How to reliably separate decimal and floating parts from a number?

Question

This is not a duplicate of this, I'll explain here.

Consider x = 1.2. I'd like to separate it out into 1 and 0.2. I've tried all these methods as outlined in the linked question:

In [370]: x = 1.2

In [371]: divmod(x, 1)
Out[371]: (1.0, 0.19999999999999996)

In [372]: math.modf(x)
Out[372]: (0.19999999999999996, 1.0)

In [373]: x - int(x)
Out[373]: 0.19999999999999996

In [374]: x - int(str(x).split('.')[0])
Out[374]: 0.19999999999999996

Nothing I try gives me exactly 1 and 0.2.

Is there any way to reliably convert a floating number to its decimal and floating point equivalents that is not hindered by the limitation of floating point representation?

I understand this might be due to the limitation of how the number is itself stored, so I'm open to any suggestion (like a package or otherwise) that overcomes this.

Edit: Would prefer a way that didn't involve string manipulation, if possible.

Answer 1

can't you just subtract the integer?

number = float(input("Please type in a number: "))
i = int(number)
d = number - i
integer = (round(i,2))
decimal = (round(d,2))

print(integer)
print(decimal)

Answer 2

Here is a solution without string manipulation (frac_digits is the count of decimal digits that you can guarantee the fractional part of your numbers will fit into):

>>> def integer_and_fraction(x, frac_digits=3):
...     i = int(x)
...     c = 10**frac_digits
...     f = round(x*c-i*c)/c
...     return (i, f)
... 
>>> integer_and_fraction(1.2)
(1, 0.2)
>>> integer_and_fraction(1.2, 1)
(1, 0.2)
>>> integer_and_fraction(1.2, 2)
(1, 0.2)
>>> integer_and_fraction(1.2, 5)
(1, 0.2)
>>> 

Answer 3

Solution

It may seem like a hack, but you could separate the string form (actually repr) and convert it back to ints and floats:

In [1]: x = 1.2

In [2]: s = repr(x)

In [3]: p, q = s.split('.')

In [4]: int(p)
Out[4]: 1

In [5]: float('.' + q)
Out[5]: 0.2

How it works

The reason for approaching it this way is that the internal algorithm for displaying 1.2 is very sophisticated (a fast variant of David Gay's algorithm). It works hard to show the shortest of the possible representations of numbers that cannot be represented exactly. By splitting the repr form, you're taking advantage of that algorithm.

Internally, the value entered as 1.2 is stored as the binary fraction, 5404319552844595 / 4503599627370496 which is actually equal to 1.1999999999999999555910790149937383830547332763671875. The Gay algorithm is used to display this as the string 1.2. The split then reliably extracts the integer portion.

In [6]: from decimal import Decimal

In [7]: Decimal(1.2)
Out[7]: Decimal('1.1999999999999999555910790149937383830547332763671875')

In [8]: (1.2).as_integer_ratio()
Out[8]: (5404319552844595, 4503599627370496)

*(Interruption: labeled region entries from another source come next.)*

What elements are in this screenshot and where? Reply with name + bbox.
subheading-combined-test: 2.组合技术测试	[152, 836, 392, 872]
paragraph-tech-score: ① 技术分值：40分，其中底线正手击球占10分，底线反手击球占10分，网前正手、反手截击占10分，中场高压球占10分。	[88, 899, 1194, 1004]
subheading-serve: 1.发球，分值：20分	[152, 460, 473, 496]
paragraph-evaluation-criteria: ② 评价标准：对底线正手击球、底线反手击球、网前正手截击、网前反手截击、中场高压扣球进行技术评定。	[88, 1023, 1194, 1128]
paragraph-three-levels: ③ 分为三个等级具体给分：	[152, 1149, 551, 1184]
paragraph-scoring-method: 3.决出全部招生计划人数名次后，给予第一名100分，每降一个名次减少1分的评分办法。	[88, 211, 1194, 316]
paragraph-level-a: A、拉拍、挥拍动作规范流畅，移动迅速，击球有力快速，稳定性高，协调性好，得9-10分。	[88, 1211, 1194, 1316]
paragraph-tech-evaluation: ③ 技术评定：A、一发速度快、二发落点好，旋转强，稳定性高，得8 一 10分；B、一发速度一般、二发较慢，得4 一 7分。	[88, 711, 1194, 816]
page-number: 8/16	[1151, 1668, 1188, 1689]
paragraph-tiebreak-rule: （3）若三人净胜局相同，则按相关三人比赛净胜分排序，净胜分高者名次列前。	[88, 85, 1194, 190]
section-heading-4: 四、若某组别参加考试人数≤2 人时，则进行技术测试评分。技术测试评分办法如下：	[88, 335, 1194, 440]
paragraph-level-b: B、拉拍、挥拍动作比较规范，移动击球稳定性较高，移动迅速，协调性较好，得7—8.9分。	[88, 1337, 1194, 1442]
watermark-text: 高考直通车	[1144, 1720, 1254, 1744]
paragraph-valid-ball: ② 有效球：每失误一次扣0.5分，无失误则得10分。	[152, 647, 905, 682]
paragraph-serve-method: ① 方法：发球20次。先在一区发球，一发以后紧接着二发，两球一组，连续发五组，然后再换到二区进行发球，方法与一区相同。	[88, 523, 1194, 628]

Rationale and problem analysis

As stated, your problem roughly translates to "I want to split the integral and fractional parts of the number as it appears visually rather that according to how it is actually stored".

Framed that way, it is clear that the solution involves parsing how it is displayed visually. While it make feel like a hack, this is the most direct way to take advantage of the very sophisticated display algorithms and actually match what you see.

This way may the only reliable way to match what you see unless you manually reproduce the internal display algorithms.

Failure of alternatives

If you want to stay in realm of integers, you could try rounding and subtraction but that would give you an unexpected value for the floating point portion:

In [9]: round(x)
Out[9]: 1.0

In [10]: x - round(x)
Out[10]: 0.19999999999999996

Answer 4

So I just did the following in a python terminal and it seemed to work properly...

x=1.2
s=str(x).split('.')
i=int(s[0])
d=int(s[1])/10

Answer 5

You could try converting 1.2 to string, splitting on the '.' and then converting the two strings ("1" and "2") back to the format you want.

Additionally padding the second portion with a '0.' will give you a nice format.